- Genting Malaysia said the deal will see Empire Resorts sell key non-casino properties—including the 332-room Resorts World Catskills (RWC) and the 99-room Alder Hotel, a 18-hole Monster golf course, the 2,500-seat RWC Epicenter, and restaurants—to a local development body, Sullivan County Resort Facilities Local Development Corporation (SCRFLDC), which will run them as public assets.
KUALA LUMPUR (Aug 15): After taking full control of its struggling US unit Empire Resorts Inc, Genting Malaysia Bhd (KL:GENM) is launching a major restructuring with a RM2.2 billion asset sale, land purchase and full bond repayment to address earnings pressure.
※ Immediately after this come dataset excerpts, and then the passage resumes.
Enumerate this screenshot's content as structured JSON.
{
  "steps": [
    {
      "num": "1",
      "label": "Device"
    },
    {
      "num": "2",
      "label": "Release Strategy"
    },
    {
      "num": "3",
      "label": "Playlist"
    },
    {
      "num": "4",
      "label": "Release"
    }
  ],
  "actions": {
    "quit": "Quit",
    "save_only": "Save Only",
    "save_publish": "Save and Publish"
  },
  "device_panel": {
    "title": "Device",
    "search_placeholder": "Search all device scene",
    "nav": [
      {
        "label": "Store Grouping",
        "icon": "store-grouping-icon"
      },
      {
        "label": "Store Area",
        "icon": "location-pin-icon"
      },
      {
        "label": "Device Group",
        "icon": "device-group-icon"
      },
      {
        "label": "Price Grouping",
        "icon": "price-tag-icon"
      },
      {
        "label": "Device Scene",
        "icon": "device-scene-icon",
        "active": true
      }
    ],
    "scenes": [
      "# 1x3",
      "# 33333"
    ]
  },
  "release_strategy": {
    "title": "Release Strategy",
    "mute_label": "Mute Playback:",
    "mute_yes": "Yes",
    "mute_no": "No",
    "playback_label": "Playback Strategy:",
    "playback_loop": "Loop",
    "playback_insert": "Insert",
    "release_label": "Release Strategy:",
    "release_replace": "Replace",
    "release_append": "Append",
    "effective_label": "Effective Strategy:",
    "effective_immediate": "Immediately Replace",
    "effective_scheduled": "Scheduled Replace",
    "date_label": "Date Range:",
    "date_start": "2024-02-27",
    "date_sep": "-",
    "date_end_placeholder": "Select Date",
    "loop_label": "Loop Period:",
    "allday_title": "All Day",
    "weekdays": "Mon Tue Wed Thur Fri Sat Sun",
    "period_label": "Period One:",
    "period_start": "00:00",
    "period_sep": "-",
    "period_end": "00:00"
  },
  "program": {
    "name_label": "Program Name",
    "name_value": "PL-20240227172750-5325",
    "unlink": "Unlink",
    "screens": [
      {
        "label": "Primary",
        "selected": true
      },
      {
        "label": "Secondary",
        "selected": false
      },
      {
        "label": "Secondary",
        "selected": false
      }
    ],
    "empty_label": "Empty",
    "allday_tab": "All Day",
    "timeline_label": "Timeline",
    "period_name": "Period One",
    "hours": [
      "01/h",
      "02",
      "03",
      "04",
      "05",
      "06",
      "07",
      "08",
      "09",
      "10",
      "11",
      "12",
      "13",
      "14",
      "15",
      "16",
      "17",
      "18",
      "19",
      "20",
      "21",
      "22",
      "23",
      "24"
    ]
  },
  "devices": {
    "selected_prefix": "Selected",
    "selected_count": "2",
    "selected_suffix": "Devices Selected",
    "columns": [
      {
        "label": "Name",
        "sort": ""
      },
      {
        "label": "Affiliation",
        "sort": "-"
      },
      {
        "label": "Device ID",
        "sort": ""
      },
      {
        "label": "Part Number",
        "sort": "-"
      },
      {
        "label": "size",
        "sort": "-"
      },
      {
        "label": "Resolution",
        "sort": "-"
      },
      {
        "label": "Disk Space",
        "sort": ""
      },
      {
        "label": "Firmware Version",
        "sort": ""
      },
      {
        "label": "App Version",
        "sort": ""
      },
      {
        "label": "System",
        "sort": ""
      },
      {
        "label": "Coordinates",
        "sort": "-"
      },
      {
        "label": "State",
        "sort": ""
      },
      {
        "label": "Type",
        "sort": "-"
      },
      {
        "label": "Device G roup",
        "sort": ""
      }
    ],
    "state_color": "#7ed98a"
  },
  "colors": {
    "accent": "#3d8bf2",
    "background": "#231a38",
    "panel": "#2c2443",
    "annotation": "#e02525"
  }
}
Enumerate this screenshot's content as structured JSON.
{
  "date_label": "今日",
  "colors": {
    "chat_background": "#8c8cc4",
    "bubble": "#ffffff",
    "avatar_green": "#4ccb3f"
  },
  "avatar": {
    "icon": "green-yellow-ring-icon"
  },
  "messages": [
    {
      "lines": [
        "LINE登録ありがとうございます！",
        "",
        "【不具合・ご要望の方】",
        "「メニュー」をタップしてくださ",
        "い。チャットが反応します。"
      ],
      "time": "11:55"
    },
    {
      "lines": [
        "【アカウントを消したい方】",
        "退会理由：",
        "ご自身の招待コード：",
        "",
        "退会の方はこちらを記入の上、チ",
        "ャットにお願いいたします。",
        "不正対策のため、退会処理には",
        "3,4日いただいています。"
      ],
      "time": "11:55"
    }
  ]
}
In a filing with the bourse, Genting Malaysia said the deal will see Empire Resorts sell key non-casino properties—including the 332-room Resorts World Catskills (RWC) and the 99-room Alder Hotel, a 18-hole Monster golf course, the 2,500-seat RWC Epicenter, and restaurants—to a local development body, Sullivan County Resort Facilities Local Development Corporation (SCRFLDC), which will run them as public assets.
SCRFLDC will run the acquired facilities as government-owned entities to create jobs, boost employment, reduce government burden and serve public interest.
Post-sale of the assets, Empire Resorts will lease the land under the non-gaming assets from SCRFLDC until February 15, 2066, and manage the assets under a 20-year agreement, with two automatic five-year renewals. Genting Malaysia said Empire Resorts and SCRFLDC are finalising terms for the sale, lease and management agreements.
Part of the sale proceeds from the sale of the non-gaming assets will be used to redeem US$300 million (RM1.3 billion) in bonds and buy 1,554.6 acres of land from EPR Properties—a US-listed real estate trust that invests in entertainment properties—for RM848.1 million.
The bond redemption will allow Empire Resorts, which has been posting losses for over two decades, to be debt-free.
The land purchase, in turn, will see Empire Resorts fully own 1,554.6 acres of debt-free land—including 420 acres upon which Resorts World Catskills’ assets sit and 1,134.6 acres of vacant land with development potential, giving it more control and room for future development.
Genting Malaysia said the restructuring will lower financing costs, boost Empire Resorts’ assets and add RM42.1 million in extra cash.
This latest corporate exercise follows Genting Malaysia’s US$41 million buyout of the remaining 51% of Empire Resorts from its founding Lim family two months ago—a deal that raised eyebrows for its diminishing nature. CIMB Securities said the takeover could lower Genting Malaysia’s core earnings by 3-4% over the next three years and increase its net debt by RM1.28 billion.
Genting Malaysia’s shares were up 0.5% to RM2.00 a share following the announcement, giving it a market capitalisation of RM11.34 billion. The stock is down 11.5% year to date.